BRAND COLLECTION

Ralph Lauren projects drab yearly sales and appoints Justin Picicci as CFO.

Published: May 24, 2024
Author: Fashion Value Chain

Ralph Lauren, which is struggling with weak demand in the US, exceeded quarterly earnings but predicted yearly revenue growth below market estimates on Thursday.

Additionally, the business announced the appointment of insider Justin Picicci as chief financial officer. Jane Nielsen will remain as head of Ralph’s operations. As the business predicted excellent profits for the year, the garment maker’s shares reversed course and rose 2% in early trade. Prior to the bell, the stock had a 3% decline.

Because of improved full price sales and reduced cotton costs, Ralph Lauren anticipates an increase in its yearly gross margin of up to 100 basis points. This will help offset pressures from labor and freight expenses associated with interruptions in the Red Sea.

“Redditor Ralph Lauren has a track record of providing conservative advice. More significant than sales increase is the rise in margins, according to Morningstar Research senior analyst David Swartz.
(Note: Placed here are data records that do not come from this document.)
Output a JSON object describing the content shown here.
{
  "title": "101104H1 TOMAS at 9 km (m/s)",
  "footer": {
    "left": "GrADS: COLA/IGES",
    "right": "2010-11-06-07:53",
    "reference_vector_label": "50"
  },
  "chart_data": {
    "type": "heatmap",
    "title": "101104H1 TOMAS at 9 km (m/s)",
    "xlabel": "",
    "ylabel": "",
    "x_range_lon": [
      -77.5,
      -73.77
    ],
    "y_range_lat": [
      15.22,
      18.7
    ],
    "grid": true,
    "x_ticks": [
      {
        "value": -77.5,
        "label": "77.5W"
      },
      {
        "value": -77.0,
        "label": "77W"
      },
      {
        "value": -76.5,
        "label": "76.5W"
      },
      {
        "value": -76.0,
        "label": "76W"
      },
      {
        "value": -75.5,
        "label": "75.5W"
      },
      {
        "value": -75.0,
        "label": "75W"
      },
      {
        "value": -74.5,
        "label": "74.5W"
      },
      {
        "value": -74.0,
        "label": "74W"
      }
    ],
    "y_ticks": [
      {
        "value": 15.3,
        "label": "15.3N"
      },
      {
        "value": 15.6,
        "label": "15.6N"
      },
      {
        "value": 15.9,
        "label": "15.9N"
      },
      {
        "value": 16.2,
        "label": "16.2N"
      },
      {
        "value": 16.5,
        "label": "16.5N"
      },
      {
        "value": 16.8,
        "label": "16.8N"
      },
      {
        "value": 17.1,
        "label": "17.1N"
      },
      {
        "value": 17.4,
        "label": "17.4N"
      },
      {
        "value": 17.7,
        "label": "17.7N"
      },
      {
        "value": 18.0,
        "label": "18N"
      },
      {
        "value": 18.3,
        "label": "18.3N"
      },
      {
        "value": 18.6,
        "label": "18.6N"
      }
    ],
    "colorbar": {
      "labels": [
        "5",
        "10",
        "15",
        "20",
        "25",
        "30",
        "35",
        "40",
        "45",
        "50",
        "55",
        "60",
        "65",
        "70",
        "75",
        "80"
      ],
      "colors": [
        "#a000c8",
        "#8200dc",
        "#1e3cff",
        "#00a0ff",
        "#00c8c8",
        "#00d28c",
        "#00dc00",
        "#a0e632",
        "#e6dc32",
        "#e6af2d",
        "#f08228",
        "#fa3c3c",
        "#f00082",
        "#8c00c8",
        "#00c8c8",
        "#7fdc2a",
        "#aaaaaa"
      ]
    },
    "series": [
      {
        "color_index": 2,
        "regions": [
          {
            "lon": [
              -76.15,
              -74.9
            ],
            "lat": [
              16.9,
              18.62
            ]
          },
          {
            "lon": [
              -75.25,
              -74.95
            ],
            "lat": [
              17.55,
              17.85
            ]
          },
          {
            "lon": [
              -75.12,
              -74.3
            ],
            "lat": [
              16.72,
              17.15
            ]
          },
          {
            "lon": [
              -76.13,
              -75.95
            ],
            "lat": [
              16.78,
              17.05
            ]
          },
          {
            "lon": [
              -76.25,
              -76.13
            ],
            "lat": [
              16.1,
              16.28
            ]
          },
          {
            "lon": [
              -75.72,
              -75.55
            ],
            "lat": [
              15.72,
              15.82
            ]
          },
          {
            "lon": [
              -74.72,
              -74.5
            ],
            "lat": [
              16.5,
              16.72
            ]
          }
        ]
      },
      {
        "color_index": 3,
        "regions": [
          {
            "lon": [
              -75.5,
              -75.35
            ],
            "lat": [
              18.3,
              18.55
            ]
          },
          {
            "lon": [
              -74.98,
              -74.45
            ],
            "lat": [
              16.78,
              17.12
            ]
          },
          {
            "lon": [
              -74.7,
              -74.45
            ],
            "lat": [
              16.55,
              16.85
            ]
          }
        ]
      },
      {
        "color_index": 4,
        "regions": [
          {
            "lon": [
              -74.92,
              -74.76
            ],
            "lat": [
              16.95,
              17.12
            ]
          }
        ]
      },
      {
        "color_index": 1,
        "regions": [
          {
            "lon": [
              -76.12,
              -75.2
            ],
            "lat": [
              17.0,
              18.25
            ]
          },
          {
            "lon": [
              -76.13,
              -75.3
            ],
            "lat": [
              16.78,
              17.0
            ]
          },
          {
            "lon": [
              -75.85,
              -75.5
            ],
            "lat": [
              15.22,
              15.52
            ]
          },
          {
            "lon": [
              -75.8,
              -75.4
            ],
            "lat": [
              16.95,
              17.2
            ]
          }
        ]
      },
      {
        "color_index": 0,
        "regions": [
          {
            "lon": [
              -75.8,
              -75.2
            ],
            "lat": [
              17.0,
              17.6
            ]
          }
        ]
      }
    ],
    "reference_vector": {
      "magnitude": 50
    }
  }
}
As a result, over two-thirds of Ralph Lauren’s entire income now comes from its direct-to-consumer channel. Due to strong demand in Europe and Asia and a reduction in discounts as a result of lower inventory, its fourth-quarter revenue of $1.57 billion exceeded LSEG projections of $1.56 billion.

Ralph Lauren announced higher-than-expected earnings per share of $1.71 after excluding items.
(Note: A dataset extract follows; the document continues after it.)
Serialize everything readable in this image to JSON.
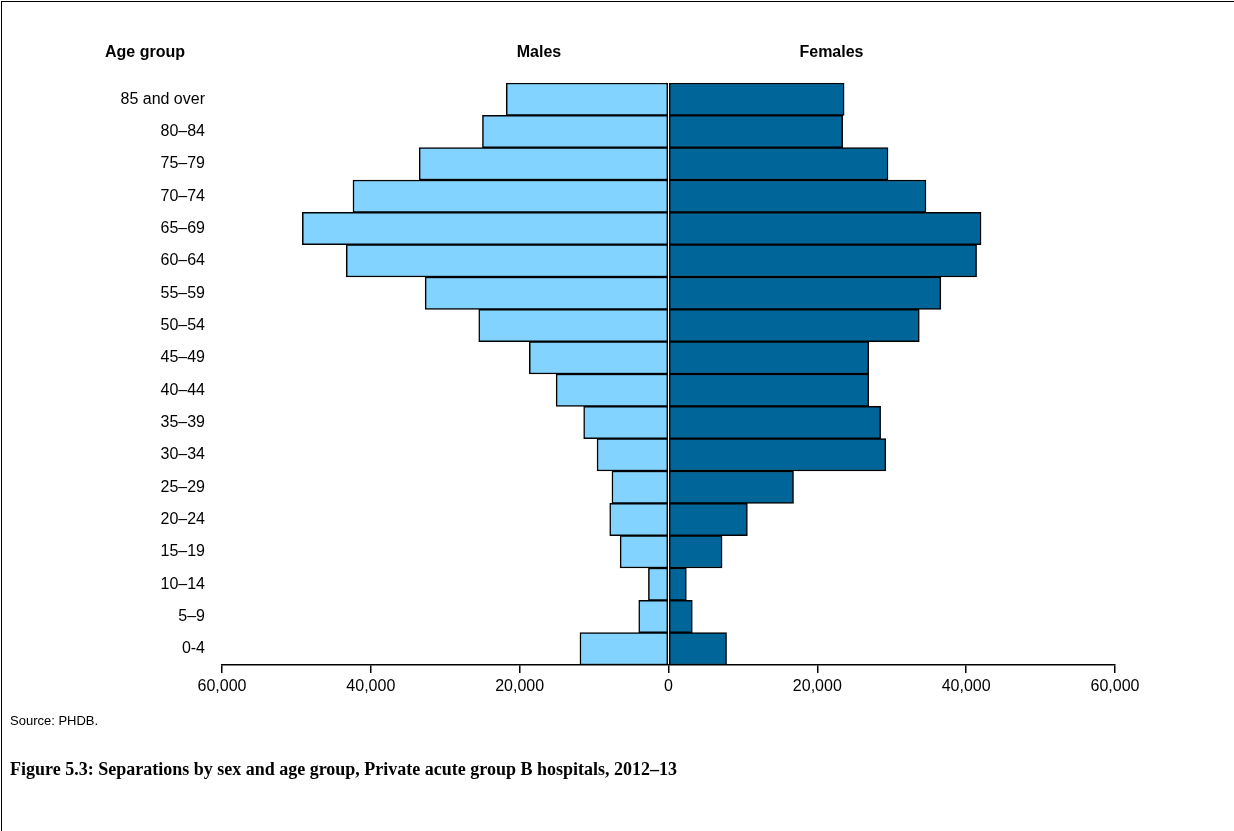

The business also stated that Picicci, the new CFO, was most recently the Enterprise CFO for Ralph Lauren. He replaces Nielsen, who began working for the firm in 2016 as CFO and added the position of COO in 2019. Wedbush analyst Tom Nikic stated, “We do note that Nielsen is a tough act to follow, even though promoting internally will likely aid the transition.”

Ralph Lauren said on a post-earnings call that its business in the important luxury sector had more than quadrupled compared to pre-pandemic levels. Sales in China increased by more than 25%. As retailers reduce orders owing to erratic demand, the business has also been trying to draw more clients to its shops and to digital sales rather than wholesale channels.